The Fraudulent Fraud Squad has been at this for decades, as I’ve detailed again and again and again. They are well-funded and relentless:
What’s clear from the new reporting, and what may have flown somewhat under the radar last week, is that this is no longer just a lobbying effort shored up with big, often untraceable money, coming from players outside the system. What’s no longer hidden is the involvement of lawmakers and their staffs, who say the quiet parts out loud. Their enthusiastic participation in these efforts shows that these groups are not offering false and exaggerated claims of voter fraud merely to raise funds or even to delegitimize Democratic electoral victories by convincing the Republican base that when Democrats win elections, it is inevitably by fraud. Instead, the conference is powerful evidence of coordination between the decades-old voter fraud-industrial-complex and state and government officials who actually have the power to make rules over how elections are run. To put it in its simplest, the election suppression noises are truly coming from inside the house.

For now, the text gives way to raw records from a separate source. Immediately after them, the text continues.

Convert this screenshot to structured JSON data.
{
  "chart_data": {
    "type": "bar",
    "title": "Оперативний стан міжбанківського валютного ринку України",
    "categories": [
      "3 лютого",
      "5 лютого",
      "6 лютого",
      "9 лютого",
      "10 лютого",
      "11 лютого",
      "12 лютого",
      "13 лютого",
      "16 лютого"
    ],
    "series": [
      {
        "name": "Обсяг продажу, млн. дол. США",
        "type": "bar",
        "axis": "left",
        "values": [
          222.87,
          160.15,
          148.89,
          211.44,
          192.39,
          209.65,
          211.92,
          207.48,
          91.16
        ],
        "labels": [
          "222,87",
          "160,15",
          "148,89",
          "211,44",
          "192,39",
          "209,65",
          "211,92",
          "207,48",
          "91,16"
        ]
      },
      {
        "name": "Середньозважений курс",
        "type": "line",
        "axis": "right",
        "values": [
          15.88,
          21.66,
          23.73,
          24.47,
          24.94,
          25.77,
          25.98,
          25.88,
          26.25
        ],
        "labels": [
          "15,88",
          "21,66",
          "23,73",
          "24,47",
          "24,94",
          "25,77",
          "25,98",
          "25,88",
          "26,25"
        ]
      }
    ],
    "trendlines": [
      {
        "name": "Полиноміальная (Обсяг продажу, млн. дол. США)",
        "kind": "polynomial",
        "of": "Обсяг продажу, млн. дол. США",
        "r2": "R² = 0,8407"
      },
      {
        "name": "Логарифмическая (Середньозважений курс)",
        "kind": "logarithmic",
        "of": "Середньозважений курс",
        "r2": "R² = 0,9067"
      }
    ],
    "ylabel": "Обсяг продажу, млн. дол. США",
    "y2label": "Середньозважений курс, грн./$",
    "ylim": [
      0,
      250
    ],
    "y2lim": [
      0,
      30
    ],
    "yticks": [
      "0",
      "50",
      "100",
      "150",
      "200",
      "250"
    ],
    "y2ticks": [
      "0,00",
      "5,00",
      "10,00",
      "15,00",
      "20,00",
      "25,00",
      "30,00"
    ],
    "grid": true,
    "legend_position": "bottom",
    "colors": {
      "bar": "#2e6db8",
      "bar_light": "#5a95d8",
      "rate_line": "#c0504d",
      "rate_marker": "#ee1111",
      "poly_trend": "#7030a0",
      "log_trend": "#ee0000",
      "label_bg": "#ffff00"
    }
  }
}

Participants at the conference no doubt learned the lesson we all gleaned from the aftermath of the 2020 election: No matter how much proof investigators, courts, and journalists amass to show that voter fraud is rare and almost never swings American elections, significant portions of the Republican base will always believe the false claims. Indeed, the more evidence they hear that there is no such thing as large-scale election day vote fraud, the more it leads them to distrust the investigators, courts, and journalists who attempt to debunk them. Those false claims then serve as the predicate to pass yet more laws intended to make it ever harder to vote for some voters seen as likely to vote for Democrats—including poor voters, minority voters, and students. Never mind that sometimes these laws deter Republican voters and could actually cost Republicans elections. The important thing is to puff up the lie in order to justify draconian state legislative responses. And the participation of state entities that once took pride in serving as non-partisan officials who sought only to administer elections fairly and efficiently prove that it is becoming vanishingly rare for election officials in the Republican Party to distance themselves from whatever formulation of the Big Lie best serves them, whether they personally believe it or not.
The Sun Also Sets
I am alarmed, frankly, by events in Nashville. Republican authoritarians mean business. Yet, Democrats in the states and in D.C. seem not to believe what their eyes are seeing. Nor are they mobilized to fight Trumpism with more than politics as usual. The “Tennessee Three” get it. But how many of the rest of us?
Benjamin Franklin remarked at the close of the Constitutional Convention in 1787 that we had formed a republic if we could keep it. If we are not prepared today — mentally and in our guts — for the fight MAGA Republicans are already waging against that representative democracy, future historians may ask Democrats hiding in caves how we lost it. As Hemingway wrote, “Gradually, then suddenly.”